Sheila Liming is an associate professor at Champlain College (Burlington, VT), where she teaches a mix of classes in literature, writing, media studies, and publishing. She is the author of two books, What a Library Means to a Woman (Minnesota UP, 2020) and Office (Bloomsbury, 2020). In her writing and research, she focuses on applying materialist critique to a broad swathe of American cultural and literary texts: her scholarship and reviews have appeared in journals like Criticism, ASAP/J, JML: Journal of Modern Literature, and American Literary History, while her essays and creative nonfiction have appeared in venues like The Atlantic, Lapham’s Quarterly, The Los Angeles Review of Books, McSweeney’s and The Chronicle Review.
Statement:
My involvement with ASAP stretches all the way back to ASAP/3 in 2011 when, as a graduate student at Carnegie Mellon University, I served as support staff for the conference.
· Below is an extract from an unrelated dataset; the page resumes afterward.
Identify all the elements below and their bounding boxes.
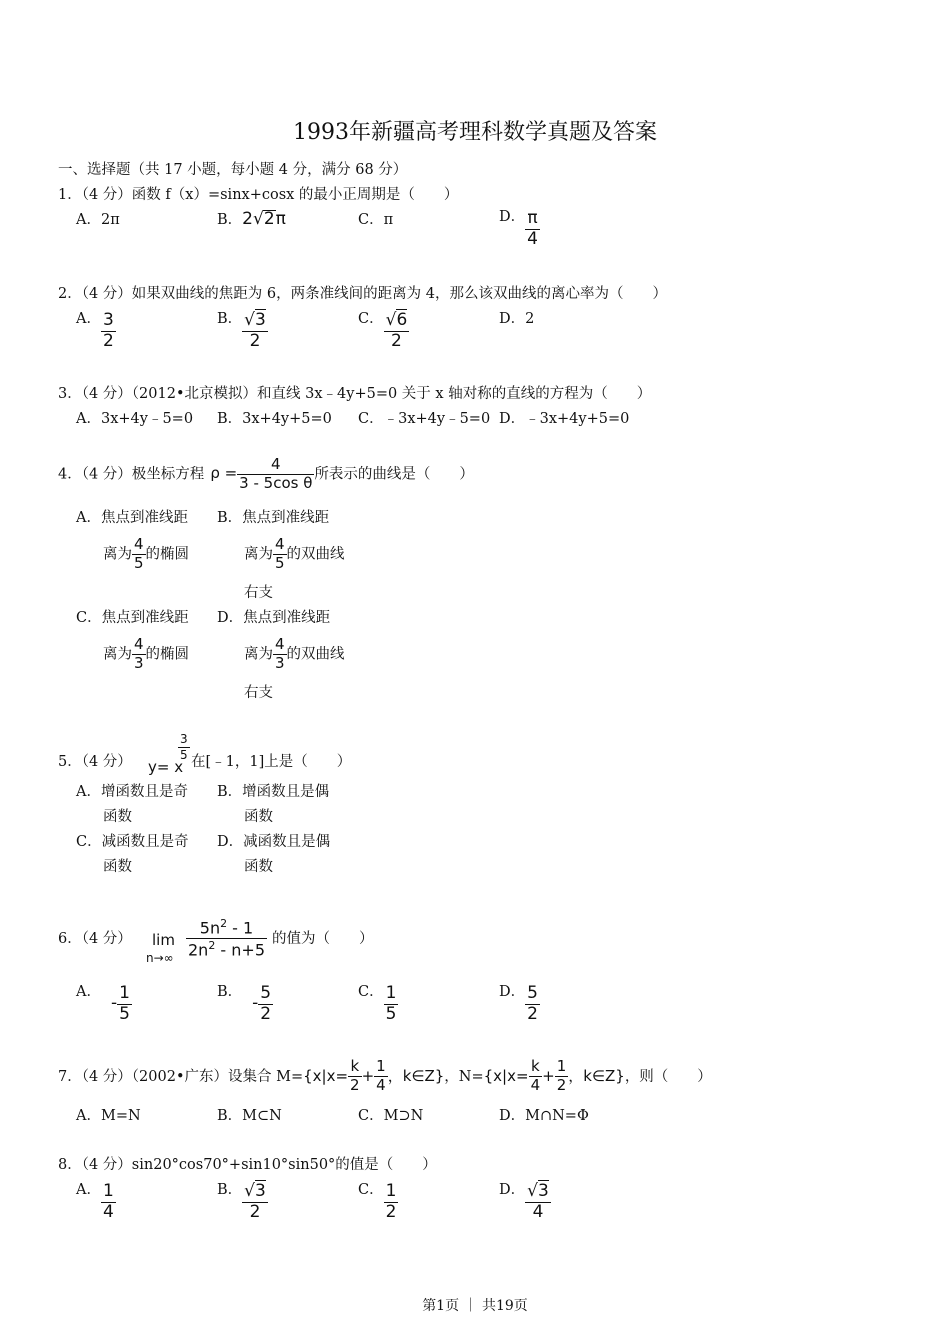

I was immediately taken with the organization’s scope and daring and, in particular, with the way that it pairs on-the-ground discussions of artistic practice with invested criticism and analysis. Since then, I’ve come to see ASAP as an ideal venue for piloting some of my own boldest and most adventurous critical projects. In joining the ASAP Motherboard, my primary aim would be to help field comments, concerns, and recommendations from organization members—especially from graduate students, contingent / non-tenure track scholars, arts practitioners, and others representing non-dominant facets of the academic labor spectrum. I would seek to use these recommendations and comments to launch new initiatives on behalf of the organization that help to highlight and advocate for these particular sectors of its membership.